BWW Reviews: Kenny Leon's Sterling Second Go at A RAISIN IN THE SUN
Director Kenny Leon made his Broadway debut ten years ago with the first Main Stem revival of A Raisin In The Sun, and if he'd like to keep on mounting productions of Lorraine Hansberry's riveting classic every decade I'd be most happy to go see them all.
Denzel Washington, giving his finest New York stage performance since returning to Broadway as a Hollywood star, leads an exemplary company that gives the 55-year-old landmark drama a lively, endearing and emotion-pulling turn.
The text of Langston Hughes' 1951 poem, Harlem, that inspired the play's title, is projected onto the show curtain as the audience enters. An audio interview of the playwright by Studs Terkel, from the year it premiered, is heard as patrons are being seated. With the turbulent 1960s only months away, Hansberry describes how the most oppressed of any oppressed group are its women, warning that those who are twice oppressed are apt to become twice as militant.
Indeed, while Walter Lee Younger struggles through daily indignities, making his living as a chauffeur for a wealthy white man who would see him as interchangeable with any other Negro, he puts his own personal dreams for a better life above those of the three women with whom he shares a well-worn apartment on Chicago's south side. (Mark Thompson's realistic set is pushed far downstage to emphasize the cramped quarters.)
Though Washington is nearly 20 years older than the character's stated age of 40, he comfortably passes for around 50 in a robust and jaunty portrayal of the self-centered and immature Walter Lee.
There's a matter of $10,000, a whopping sum in 1959, that his mother, Lena (a commanding LaTanya Richardson Jackson), has inherited from her late husband. Lena wants to use the money to buy a family home, a dream fully supported by Walter Lee's overworked and underappreciated wife, Ruth (a haggard Sophie Okonedo, who displays traces of warmth when shown minimal attention), who would love to see her 10-year-old son (Bryce Clyde Jenkins) have a real bedroom instead of sleeping on the tattered sofa.
Walter Lee insists the money should go to his dream of owning a liquor store, a thought that repulses the devout Lena.
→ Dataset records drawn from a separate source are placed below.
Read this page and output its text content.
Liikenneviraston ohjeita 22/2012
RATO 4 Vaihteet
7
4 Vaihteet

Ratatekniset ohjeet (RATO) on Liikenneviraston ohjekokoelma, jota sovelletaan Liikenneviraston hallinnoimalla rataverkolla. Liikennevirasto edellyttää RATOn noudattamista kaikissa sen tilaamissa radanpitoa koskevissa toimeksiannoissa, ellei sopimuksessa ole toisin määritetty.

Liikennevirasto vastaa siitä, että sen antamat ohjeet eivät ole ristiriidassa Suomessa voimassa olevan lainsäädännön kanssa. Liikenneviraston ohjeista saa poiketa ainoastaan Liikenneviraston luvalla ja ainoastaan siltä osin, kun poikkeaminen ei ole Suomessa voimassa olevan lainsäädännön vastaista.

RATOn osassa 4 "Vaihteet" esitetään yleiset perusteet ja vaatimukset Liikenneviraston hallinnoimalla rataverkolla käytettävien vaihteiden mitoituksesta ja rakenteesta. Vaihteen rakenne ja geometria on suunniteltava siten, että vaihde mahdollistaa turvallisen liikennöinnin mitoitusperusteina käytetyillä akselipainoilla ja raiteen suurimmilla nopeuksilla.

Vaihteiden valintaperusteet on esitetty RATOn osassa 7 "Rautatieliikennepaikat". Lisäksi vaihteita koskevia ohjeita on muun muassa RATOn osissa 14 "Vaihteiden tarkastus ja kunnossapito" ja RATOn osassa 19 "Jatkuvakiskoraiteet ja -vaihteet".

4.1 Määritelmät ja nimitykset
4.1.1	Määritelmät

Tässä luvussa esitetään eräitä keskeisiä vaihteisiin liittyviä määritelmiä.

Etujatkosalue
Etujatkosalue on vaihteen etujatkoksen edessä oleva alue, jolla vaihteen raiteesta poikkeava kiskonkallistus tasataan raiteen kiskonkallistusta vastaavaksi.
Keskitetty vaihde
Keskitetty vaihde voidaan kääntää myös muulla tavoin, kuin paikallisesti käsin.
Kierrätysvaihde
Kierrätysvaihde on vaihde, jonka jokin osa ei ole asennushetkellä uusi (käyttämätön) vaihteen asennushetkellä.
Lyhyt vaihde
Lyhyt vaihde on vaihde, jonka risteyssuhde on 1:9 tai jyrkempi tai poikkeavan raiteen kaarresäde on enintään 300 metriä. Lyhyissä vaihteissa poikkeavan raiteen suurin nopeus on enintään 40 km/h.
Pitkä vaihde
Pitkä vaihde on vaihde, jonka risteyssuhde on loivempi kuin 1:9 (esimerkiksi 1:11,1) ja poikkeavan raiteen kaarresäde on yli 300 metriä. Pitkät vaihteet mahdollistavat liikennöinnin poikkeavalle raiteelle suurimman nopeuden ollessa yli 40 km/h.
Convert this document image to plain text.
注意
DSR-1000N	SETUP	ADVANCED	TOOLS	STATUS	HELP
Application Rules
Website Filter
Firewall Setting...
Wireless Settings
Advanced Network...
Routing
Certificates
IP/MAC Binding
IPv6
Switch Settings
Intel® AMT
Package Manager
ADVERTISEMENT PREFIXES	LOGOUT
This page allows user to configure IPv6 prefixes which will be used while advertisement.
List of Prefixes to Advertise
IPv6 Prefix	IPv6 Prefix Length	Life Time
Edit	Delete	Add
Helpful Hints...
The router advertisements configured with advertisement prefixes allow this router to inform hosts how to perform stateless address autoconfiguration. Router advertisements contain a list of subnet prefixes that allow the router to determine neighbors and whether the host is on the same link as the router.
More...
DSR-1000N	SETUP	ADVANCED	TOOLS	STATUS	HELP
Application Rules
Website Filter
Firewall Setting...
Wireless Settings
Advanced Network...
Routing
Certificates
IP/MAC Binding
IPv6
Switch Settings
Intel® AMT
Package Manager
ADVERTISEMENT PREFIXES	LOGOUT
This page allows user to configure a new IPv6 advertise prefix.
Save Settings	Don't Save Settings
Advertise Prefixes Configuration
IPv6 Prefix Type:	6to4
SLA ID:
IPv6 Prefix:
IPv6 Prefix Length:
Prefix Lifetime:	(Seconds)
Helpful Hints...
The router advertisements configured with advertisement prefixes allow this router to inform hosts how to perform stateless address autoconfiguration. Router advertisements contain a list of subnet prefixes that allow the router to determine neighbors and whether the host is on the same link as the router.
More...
Also repulsing Lena are the atheist views of her daughter, Beneatha (beautifully starry-eyed Anika Noni Rose), whose ambitions include a medical school education and a career that gives her the opportunity to travel the world and discover herself.
Though her family would like to see her marry the shallow, but well-off George (Jason Dirden), Beneatha prefers the company of Nigerian exchange student Joseph (charismatic Sean Patrick Thomas) who challenges her intellectually and inspires her to learn more of her heritage.
Excellent work is done by two notable actors taking on small roles. There's David Cromer as the community representative of the white neighborhood where Lena has put a down payment on a home, trying to buy her out with a hefty bribe, and Stephen McKinley Henderson, who has one quick scene delivering bad news of the big investment Walter Lee has been banking on.
Wonderfully moving and realistically humorous, this is a sterling production of an extraordinary play.